Wednesday, April 13, 2022
The United States is experiencing a long-standing mental health crisis. One in five U.S. adults experience mental illness each year, and 17 percent of individuals experience mental illness before reaching adulthood. The need for effective, long-term relief is clear, yet there has been limited progress in effective pharmacologic treatment for most behavioral health conditions in the past 30 years and many existing medications fail to help many patients who try them. However, evidence is mounting that psychedelics hold promise for the treatment of a wide range of mental health and substance use disorders, including major depressive disorder, alcoholism, and PTSD among many others.
In March 2021, BrainFutures undertook a multi-part initiative to review the evidence for psychedelic-assisted therapy, outline key challenges and milestones along the path to patient access, and document the approach to the psychotherapeutic aspect of PAT among leading practitioners and pioneers in the field.
BrainFutures recently released its first issue brief of this initiative: Psychedelic Medicine: A Review of Clinical Research for a Class of Rapidly Emerging Behavioral Health Interventions. Our report provides an in-depth assessment of the current state of clinical research into the efficacy, effectiveness, and safety of this class of interventions, including evidence for psilocybin, ketamine, MDMA, LSD, DMT (ayahuasca), ibogaine, and mescaline. It is the most thorough review of this body of research to date.
Already, three psychedelic compounds are in the final phases of clinical trials and many more are in earlier stages of development. In academic and clinical trial settings, research findings show that some of these compounds have great potential to be both safer and more effective at treating certain mental health and substance use disorders compared to treatment as usual. BrainFutures’ clear, thorough review of this research serves as a tool for educating policymakers, healthcare payers, insurers, regulators, and the public about the promise of psychedelics.
Read on for some of the most recent highlights of clinical research on psychedelics and BrainFutures’ recommendations, or read our full report here.
A Phase 2 trial found psilocybin was efficacious in treating major depressive disorder, with a clinically significant response in 71 percent of participants and remission from depression in 54 percent at four weeks post treatment.
After two PAT sessions with psilocybin, at least 70 percent of participants with cancer-related psychiatric distress showed clinically significant reductions in symptoms in more than one study.
Ketamine indicated effectiveness for treatment-resistant depression, with response rates over 60 percent within 24 hours, and lasting up to four weeks after end of treatment for a portion of patients.
A single infusion of ketamine rapidly reduced symptoms of refractory anxiety within one hour, lasting up to seven days.

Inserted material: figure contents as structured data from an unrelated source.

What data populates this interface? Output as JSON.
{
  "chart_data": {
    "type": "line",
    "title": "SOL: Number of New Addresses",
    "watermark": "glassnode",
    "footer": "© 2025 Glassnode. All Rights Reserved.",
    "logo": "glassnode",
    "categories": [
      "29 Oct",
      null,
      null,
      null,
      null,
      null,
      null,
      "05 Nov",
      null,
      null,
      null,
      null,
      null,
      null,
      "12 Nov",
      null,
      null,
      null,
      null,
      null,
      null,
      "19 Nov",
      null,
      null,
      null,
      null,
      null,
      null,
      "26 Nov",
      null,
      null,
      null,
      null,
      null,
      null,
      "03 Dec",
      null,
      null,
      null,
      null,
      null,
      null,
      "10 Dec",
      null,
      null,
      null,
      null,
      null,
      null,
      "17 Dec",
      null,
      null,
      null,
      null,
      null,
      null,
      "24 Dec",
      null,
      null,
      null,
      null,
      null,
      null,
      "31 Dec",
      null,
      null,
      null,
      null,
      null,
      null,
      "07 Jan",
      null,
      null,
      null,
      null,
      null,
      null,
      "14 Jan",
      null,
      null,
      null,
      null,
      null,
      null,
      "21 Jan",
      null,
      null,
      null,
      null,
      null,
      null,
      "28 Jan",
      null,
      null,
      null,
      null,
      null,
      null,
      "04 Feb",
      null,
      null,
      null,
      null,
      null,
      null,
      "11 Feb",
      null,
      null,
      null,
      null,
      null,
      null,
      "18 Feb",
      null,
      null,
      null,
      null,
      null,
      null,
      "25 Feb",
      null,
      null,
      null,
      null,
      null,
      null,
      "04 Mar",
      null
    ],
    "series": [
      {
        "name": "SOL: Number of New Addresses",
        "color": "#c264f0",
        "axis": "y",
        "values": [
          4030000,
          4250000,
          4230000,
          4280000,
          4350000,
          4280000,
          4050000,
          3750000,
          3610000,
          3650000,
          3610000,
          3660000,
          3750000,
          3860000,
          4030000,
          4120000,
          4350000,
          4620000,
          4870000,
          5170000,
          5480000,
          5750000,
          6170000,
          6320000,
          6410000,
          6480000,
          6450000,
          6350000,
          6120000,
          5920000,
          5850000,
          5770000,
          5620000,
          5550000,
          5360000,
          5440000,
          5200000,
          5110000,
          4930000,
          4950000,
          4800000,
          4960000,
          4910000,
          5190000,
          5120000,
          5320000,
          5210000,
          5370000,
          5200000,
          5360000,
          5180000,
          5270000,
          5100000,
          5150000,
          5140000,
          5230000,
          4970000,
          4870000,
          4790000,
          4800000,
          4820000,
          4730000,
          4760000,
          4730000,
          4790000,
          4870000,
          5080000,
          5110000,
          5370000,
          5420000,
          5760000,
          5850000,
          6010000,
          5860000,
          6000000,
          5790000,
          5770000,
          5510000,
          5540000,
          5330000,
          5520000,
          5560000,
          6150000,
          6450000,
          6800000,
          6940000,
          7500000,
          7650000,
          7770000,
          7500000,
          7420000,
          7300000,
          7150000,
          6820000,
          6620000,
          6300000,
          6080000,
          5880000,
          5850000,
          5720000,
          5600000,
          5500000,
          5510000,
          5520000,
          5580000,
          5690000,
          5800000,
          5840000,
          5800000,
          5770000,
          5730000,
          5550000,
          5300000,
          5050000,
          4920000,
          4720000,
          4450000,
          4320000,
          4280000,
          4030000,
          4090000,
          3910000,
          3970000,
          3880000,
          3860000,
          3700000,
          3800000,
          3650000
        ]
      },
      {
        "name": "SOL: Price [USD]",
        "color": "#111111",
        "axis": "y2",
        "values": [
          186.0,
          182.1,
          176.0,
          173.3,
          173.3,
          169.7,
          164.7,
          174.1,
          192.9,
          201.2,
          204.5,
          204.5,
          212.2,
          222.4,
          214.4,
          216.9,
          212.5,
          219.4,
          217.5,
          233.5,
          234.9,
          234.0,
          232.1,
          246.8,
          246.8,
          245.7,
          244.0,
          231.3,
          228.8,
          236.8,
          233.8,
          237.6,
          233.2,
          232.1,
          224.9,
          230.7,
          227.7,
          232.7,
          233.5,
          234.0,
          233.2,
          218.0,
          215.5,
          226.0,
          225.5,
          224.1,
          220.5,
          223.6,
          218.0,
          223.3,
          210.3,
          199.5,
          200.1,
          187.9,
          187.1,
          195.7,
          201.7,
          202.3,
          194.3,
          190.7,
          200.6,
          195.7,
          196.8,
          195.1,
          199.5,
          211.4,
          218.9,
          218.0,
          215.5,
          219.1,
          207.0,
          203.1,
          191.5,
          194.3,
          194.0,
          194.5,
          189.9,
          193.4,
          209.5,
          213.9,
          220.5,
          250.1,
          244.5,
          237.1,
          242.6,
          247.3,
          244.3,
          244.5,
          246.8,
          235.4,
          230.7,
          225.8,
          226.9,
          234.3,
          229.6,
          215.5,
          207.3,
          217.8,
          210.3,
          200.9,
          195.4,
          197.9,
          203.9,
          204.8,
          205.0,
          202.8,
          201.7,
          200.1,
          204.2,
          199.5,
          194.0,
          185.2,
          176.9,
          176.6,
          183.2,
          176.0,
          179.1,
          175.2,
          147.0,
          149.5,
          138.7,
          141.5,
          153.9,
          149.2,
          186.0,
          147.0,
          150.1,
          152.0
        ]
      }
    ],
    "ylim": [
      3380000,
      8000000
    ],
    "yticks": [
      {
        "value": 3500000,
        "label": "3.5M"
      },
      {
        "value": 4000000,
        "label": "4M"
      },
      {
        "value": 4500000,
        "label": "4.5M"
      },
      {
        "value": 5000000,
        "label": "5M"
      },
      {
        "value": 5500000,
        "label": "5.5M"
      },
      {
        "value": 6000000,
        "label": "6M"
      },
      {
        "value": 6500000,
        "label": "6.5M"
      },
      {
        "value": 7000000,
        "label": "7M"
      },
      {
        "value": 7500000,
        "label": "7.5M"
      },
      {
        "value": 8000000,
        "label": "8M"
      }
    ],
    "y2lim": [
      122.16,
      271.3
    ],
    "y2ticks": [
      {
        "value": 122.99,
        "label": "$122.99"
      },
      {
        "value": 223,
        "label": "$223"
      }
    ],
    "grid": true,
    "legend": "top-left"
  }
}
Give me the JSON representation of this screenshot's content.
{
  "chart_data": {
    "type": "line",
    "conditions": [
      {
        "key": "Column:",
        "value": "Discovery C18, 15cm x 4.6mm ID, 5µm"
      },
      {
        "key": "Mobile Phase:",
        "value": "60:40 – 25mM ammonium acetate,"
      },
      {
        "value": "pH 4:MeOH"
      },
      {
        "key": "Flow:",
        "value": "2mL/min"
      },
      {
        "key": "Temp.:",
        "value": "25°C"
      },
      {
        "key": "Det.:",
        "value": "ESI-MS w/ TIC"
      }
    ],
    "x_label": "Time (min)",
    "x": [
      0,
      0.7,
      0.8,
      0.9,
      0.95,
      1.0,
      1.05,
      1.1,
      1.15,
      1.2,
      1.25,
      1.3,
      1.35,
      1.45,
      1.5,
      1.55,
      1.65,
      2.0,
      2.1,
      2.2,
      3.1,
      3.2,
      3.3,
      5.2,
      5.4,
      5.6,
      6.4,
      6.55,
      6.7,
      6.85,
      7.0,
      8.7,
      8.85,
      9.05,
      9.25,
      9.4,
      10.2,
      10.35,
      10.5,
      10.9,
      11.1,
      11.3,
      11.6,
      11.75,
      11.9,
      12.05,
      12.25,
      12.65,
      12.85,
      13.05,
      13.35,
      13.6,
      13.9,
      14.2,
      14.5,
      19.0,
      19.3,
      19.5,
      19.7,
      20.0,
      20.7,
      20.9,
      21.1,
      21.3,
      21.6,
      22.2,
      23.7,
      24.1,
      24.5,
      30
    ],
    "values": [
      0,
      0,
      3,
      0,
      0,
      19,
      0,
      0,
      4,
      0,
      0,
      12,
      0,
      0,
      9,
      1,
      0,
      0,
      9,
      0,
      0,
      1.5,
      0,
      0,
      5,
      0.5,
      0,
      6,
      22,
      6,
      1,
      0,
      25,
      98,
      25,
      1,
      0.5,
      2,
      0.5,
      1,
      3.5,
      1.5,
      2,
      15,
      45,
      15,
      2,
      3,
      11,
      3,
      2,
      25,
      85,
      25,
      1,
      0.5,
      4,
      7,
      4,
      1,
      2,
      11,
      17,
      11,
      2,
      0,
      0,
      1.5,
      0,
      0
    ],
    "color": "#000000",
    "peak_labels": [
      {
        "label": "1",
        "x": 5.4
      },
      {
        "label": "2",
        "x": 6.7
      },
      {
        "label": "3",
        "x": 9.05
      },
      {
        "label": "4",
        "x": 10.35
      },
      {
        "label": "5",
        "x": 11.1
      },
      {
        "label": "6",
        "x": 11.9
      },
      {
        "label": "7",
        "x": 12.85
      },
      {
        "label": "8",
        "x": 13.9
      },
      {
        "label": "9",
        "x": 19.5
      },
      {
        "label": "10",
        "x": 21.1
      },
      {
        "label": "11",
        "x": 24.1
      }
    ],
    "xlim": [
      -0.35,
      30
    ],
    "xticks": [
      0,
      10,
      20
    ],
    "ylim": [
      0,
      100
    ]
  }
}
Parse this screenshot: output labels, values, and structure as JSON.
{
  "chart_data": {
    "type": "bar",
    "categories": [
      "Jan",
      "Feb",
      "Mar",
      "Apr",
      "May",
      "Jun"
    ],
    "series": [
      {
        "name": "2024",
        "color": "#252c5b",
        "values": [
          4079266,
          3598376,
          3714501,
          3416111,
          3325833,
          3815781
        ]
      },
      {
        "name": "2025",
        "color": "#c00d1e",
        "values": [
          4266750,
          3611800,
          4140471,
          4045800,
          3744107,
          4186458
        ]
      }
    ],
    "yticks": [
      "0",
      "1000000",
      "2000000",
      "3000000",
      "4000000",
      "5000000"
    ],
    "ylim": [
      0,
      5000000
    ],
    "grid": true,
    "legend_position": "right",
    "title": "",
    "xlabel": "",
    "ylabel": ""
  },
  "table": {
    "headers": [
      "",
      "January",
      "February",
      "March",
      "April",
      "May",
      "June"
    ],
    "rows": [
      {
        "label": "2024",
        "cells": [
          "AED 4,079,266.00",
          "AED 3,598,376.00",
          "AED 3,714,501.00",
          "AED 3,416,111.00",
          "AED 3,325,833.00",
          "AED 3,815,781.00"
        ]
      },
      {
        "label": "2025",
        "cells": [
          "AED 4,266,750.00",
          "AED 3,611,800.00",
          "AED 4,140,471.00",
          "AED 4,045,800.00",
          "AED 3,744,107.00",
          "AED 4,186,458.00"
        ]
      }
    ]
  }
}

The world’s first FDA Phase 3 trial using MDMA to treat PTSD found that after three MDMA-assisted therapy sessions, 67 percent of participants no longer qualified for a PTSD diagnosis, and 88 percent experienced a clinically significant reduction in symptoms.
Given the evidence outlined in our report for psychedelic-assisted therapy, limitations of treatment as usual for many mental health and substance use disorders, and the growing need for effective interventions, BrainFutures makes the following recommendations:
Certain PAT interventions with sufficient evidence levels for safety and efficacy should be rapidly adopted once approved by the FDA. BrainFutures believes a core segment of the rapidly evolving PAT field shows promising efficacy and safety, and should be made available as treatments as soon as regulatorily-required studies prove continued safety and efficacy outcomes. Specifically, BrainFutures recommends fast and widespread adoption for PAT therapies, including psilocybin- and MDMA-assisted therapies, upon FDA approval. In the short term, BrainFutures also recommends that the DEA release safeguards ensuring that the immunity protections of state and federal Right to Try Acts extend to investigational Schedule I substances for those with qualifying life-threatening illnesses.
Reimbursable and equitable access to approved psychedelic therapies is essential and all payers should adequately cover PAT treatments. Payers should cover all aspects of PAT for ketamine-assisted therapy and, eventually, MDMA- and psilocybin-assisted therapies, including assessment, therapeutic preparation, medication/dosing session (including compound, therapy, and observation), and integration therapy.
Public research dollars should be invested in advancing the field. Since the Schedule 1 classification of psychedelic compounds in 1970, the advancement of therapeutic clinical research has been largely dependent on private philanthropy. Given the demonstrated outcomes to date, public monies in this field are a much-needed investment to stem the tide of today’s mental health crisis.